We believe QCOM’s success was certainly a victory for those process-driven, thoughtful investors who prioritized risk management over prediction; who focused not on an unknowable future but rather on the optionality of multiple ways to win in an uncertain world. Done again and again, with such thinking embedded in each holding within a diversified portfolio, we believe such disciplined investors can reasonably expect – over a multi-year period – for that portfolio to surprise in the ways it may find to succeed. If that portfolio were to be successful over time, we strongly believe it would come not from correctly guessing a future that no one can control, but rather from superior risk management, the tools for which are surely in investors’ hands. That repeatable process is the one we seek to execute with each one of our investments.
“Speculation is an effort, probably unsuccessful, to turn a little money into a lot. Investment is an effort, which should be successful, to prevent a lot of money from becoming a little.” – Fred Schwed, Jr.

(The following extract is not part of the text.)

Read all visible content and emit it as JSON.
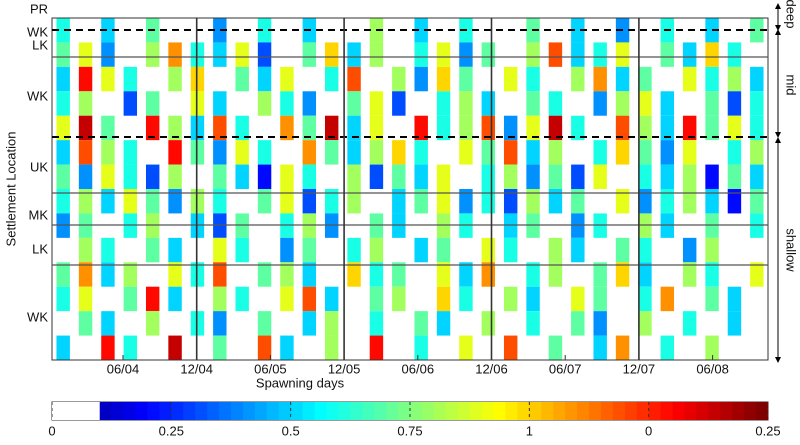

Twenty years of professional investing has taught us many things. A few lessons stand out, each of which finds expression in QCOM’s trading history, and each of which we believe separates the discipline of investing from the gamble of speculation. Given that the future is unknowable, try to put the odds in your favor by limiting risk. At times, this means getting paid to wait in a security with limited downside that has multiple ways to win. We believe that, done with discipline and patience, this process allows us to confidently face an unknowable future. The best way to achieve this goal, in our view, is to insure diversification doesn’t end with the simple ownership of many holdings within a portfolio but rather goes further still when each individual investment has multiple ways to win.